Saisir l’opportunité du désordre mondial


Face à ce tableau préoccupant, des opportunités émergent néanmoins. L’Afrique, si elle s’en donne les moyens, peut capitaliser sur ce moment de bascule géopolitique pour réorganiser ses priorités. Tourisme, agriculture, diplomatie économique : les brèches existent. À l’approche des vacances estivales, le continent peut se positionner comme destination de repli, loin des tensions moyen-orientales ou des incertitudes européennes. Une sécurité relative, une diversité culturelle, des climats attractifs : les atouts sont réels, à condition d’y adosser une stratégie marketing cohérente et une diplomatie proactive.

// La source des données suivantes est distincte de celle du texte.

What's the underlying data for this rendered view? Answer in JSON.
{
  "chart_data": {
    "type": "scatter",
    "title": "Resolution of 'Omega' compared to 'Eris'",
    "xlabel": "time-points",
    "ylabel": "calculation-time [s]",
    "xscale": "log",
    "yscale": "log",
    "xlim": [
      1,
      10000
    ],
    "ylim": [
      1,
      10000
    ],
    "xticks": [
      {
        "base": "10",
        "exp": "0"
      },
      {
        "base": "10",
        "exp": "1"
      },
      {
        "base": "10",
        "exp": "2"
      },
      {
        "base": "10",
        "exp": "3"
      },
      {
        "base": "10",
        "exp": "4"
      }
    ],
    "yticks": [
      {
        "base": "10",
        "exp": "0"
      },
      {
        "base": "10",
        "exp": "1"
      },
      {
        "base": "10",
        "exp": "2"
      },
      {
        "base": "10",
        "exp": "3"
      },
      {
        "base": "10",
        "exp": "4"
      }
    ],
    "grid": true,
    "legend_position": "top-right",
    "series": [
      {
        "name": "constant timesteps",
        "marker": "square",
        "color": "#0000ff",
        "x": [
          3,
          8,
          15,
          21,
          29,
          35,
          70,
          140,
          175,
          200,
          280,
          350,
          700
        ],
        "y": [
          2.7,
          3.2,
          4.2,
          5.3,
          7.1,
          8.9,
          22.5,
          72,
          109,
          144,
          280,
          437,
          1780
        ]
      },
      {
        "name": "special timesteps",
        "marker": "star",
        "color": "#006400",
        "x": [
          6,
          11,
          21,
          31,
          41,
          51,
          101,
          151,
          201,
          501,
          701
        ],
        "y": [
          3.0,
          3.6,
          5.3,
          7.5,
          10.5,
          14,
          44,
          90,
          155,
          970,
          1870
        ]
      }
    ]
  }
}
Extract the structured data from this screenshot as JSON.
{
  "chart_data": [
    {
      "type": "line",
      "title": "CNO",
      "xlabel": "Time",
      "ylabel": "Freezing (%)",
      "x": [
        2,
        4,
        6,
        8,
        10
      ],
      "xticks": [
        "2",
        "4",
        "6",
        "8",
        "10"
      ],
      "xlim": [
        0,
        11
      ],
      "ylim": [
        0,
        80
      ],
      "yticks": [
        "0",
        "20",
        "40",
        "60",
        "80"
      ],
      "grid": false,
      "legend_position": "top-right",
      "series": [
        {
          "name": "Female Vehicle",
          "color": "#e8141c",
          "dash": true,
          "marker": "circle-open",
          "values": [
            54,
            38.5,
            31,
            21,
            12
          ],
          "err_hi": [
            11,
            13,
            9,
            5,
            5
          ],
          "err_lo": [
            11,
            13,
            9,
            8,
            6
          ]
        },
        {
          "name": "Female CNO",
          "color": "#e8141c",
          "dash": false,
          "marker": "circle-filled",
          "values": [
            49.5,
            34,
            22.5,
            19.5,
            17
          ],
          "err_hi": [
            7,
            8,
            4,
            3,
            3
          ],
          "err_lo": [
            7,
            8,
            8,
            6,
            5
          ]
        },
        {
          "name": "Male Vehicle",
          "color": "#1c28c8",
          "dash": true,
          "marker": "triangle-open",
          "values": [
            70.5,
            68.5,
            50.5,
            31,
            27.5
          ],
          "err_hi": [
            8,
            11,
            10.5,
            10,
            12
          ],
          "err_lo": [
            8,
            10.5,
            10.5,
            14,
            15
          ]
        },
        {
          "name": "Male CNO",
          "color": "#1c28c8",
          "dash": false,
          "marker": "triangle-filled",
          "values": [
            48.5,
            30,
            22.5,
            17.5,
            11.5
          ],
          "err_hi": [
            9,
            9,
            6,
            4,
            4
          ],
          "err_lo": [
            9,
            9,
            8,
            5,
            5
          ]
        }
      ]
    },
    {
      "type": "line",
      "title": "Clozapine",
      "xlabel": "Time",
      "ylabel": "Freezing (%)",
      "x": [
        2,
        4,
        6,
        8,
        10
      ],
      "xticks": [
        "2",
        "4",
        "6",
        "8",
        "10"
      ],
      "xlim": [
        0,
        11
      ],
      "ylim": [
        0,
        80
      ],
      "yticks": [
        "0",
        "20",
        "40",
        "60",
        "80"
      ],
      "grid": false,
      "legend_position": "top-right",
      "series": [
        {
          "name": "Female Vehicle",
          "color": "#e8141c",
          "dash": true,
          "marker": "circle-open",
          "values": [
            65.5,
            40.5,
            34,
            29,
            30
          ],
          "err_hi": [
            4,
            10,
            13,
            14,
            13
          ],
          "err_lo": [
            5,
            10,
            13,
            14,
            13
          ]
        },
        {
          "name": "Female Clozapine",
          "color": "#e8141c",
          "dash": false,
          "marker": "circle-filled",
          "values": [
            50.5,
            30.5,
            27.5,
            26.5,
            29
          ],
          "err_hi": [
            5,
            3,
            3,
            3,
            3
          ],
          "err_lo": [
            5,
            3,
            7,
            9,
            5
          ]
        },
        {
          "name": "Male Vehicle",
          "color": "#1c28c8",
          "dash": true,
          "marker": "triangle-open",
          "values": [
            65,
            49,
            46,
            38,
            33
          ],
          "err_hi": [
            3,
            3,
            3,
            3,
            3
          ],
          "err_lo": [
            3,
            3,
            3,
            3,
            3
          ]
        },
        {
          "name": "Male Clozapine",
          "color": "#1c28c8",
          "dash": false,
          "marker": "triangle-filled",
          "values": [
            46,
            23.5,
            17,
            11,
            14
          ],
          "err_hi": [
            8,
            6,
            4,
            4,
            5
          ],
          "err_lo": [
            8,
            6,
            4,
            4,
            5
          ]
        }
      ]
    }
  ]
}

C’est aussi l’occasion de tirer les leçons des précédentes crises. Dans l’agriculture, les modèles d’autosuffisance expérimentés depuis 2020 méritent d’être consolidés. En matière de financement, l’Union africaine pourrait relancer le débat sur une architecture continentale capable de mitiger les effets des taux d’intérêt volatiles ou des blocages multilatéraux. À la faveur d’un calendrier diplomatique momentanément moins contraint par les grandes puissances, le continent peut aussi renforcer ses coopérations Sud-Sud.


L’autonomie doit être un horizon. Le monde avance dans le chaos, et si l’Afrique ne s’impose pas son agenda, elle subira celui des autres. Ne pas être au front n’est pas une excuse pour l’immobilisme. Le leadership africain doit saisir cette crise comme un levier, pas une fatalité. La géopolitique ne se joue plus seulement avec des armées ; elle se gagne aussi par la résilience, la diplomatie intelligente, et la capacité à transformer les failles globales en marges de manœuvre.